1. Introduction

In this tutorial, we’ll learn what non-blocking data structures are and why they are an important alternative to lock-based concurrent data structures.

First, we’ll go over some terms like obstruction-free, lock-free, and wait-free.

Second, we’ll look at the basic building blocks of non-blocking algorithms like CAS (compare-and-swap).

Third, we’ll look at the implementation of a lock-free queue in Java, and finally, we’ll outline an approach on how to achieve wait-freedom.

2. Lock Versus Starvation

First, let’s look at the difference between a blocked and a starving thread.

threads lock

In the above picture, Thread 2 acquires a lock on the data structure. When Thread 1 attempts to acquire a lock as well, it needs to wait until Thread 2 releases the lock; it won’t proceed before it can get the lock. If we suspend Thread 2 while it holds the lock, Thread 1 will have to wait forever.

The next picture illustrates thread starvation:

threads lockfree

Here, Thread 2 accesses the data structure but does not acquire a lock. Thread 1 attempts to access the data structure at the same time, detects the concurrent access, and returns immediately, informing the thread that it could not complete (red) the operation. Thread 1 will then try again until it succeeds to complete the operation (green).

The advantage of this approach is that we don’t need a lock. However, what can happen is that if Thread 2 (or other threads) access the data structure with high frequency, then Thread 1 needs a large number of attempts until it finally succeeds. We call this starvation.

Later on we’ll see how the compare-and-swap operation achieves non-blocking access.

3. Types of Non-Blocking Data Structures

We can distinguish between three levels of non-blocking data structures.

3.1. Obstruction-Free

Obstruction-freedom is the weakest form of a non-blocking data structure. Here, we only require that a thread is guaranteed to proceed if all other threads are suspended.

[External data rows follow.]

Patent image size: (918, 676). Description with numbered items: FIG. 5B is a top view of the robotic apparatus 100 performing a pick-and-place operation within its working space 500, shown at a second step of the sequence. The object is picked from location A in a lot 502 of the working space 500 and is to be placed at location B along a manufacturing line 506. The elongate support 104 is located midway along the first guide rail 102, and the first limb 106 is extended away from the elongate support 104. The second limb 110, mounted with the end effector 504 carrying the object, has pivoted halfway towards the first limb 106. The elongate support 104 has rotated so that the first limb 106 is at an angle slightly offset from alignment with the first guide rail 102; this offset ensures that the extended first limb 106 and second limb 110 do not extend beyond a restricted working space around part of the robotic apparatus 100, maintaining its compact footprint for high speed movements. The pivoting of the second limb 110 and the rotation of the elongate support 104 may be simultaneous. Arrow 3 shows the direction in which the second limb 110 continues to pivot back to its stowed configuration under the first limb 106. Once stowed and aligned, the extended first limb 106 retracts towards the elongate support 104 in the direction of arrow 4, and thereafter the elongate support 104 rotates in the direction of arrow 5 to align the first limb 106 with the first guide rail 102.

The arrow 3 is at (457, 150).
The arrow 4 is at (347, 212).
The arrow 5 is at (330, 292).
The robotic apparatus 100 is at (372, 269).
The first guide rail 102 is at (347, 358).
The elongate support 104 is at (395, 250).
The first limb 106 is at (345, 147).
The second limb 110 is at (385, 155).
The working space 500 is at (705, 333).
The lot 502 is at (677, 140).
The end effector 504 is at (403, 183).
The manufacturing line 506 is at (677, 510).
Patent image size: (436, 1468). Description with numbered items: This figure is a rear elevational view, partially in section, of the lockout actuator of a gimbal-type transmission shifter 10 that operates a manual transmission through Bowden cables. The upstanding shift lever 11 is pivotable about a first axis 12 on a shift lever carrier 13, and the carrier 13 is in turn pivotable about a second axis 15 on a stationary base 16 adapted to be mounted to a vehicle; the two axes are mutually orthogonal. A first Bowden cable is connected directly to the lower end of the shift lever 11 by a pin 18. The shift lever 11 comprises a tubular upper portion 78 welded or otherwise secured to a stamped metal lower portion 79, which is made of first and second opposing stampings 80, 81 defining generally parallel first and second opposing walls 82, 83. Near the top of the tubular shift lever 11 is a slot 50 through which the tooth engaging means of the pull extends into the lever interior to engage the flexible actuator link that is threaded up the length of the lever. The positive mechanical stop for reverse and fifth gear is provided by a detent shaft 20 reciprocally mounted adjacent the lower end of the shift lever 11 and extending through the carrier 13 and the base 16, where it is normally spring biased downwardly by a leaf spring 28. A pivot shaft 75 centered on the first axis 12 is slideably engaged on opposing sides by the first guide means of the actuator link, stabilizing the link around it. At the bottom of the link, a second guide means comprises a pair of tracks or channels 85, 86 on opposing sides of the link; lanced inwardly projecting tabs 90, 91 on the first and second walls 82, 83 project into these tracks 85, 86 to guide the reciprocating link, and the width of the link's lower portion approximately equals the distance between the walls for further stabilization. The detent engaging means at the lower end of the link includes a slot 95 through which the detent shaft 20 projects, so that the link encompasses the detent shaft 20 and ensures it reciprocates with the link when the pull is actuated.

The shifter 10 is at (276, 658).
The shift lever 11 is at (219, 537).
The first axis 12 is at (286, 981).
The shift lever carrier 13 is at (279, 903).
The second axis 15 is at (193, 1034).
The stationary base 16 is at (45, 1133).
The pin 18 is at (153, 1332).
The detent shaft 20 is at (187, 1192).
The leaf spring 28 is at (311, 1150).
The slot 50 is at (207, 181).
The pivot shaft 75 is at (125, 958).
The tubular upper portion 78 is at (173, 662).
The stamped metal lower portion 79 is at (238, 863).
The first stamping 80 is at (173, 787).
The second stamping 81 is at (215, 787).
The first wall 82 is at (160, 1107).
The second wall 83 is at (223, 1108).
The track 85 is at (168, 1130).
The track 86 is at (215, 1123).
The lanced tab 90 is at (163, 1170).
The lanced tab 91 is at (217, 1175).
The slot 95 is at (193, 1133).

More precisely, a thread won’t continue to starve if all other threads are suspended. This is different from using locks in that sense, that if the thread was waiting for a lock and a thread that holds the lock is suspended, the waiting thread would wait forever.

3.2. Lock-Free

A data structure provides lock-freedom if, at any time, at least one thread can proceed. All other threads may be starving. The difference to obstruction-freedom is that there is at least one non-starving thread even if no threads are suspended.

3.3. Wait-Free

A data structure is wait-free if it’s lock-free and every thread is guaranteed to proceed after a finite number of steps, that is, threads will not starve for an “unreasonably large” number of steps.

3.4. Summary

Let’s summarize these definitions in graphical representation:

threads summary

The first part of the image shows obstruction-freedom as Thread 1 (top thread) can proceed (green arrow) as soon we suspend the other threads (at the bottom in yellow).

The middle part shows lock-freedom. At least Thread 1 can progress while others may be starving (red arrow).

The last part shows wait-freedom. Here, we guarantee that Thread 1 can continue (green arrow) after a certain period of starvation (red arrows).

4. Non-Blocking Primitives

In this section, we’ll look at three basic operations that help us to build lock-free operations on data structures.

4.1. Compare and Swap

One of the basic operations used to avoid locking is the compare-and-swap (CAS) operation.

The idea of compare-and-swap is, that a variable is only updated if it still has the same value as at the time we had fetched the value of the variable from the main memory. CAS is an atomic operation, which means that fetch and update together are one single operation:

threads cas

Here, both threads fetch the value 3 from the main memory. Thread 2 succeeds (green) and updates the variable to 8. As the first CAS by thread 1 expects the value to be still 3, the CAS fails (red). Therefore, Thread 1 fetches the value again, and the second CAS succeeds.

The important thing here is that CAS does not acquire a lock on the data structure but returns true if the update was successful, otherwise it returns false.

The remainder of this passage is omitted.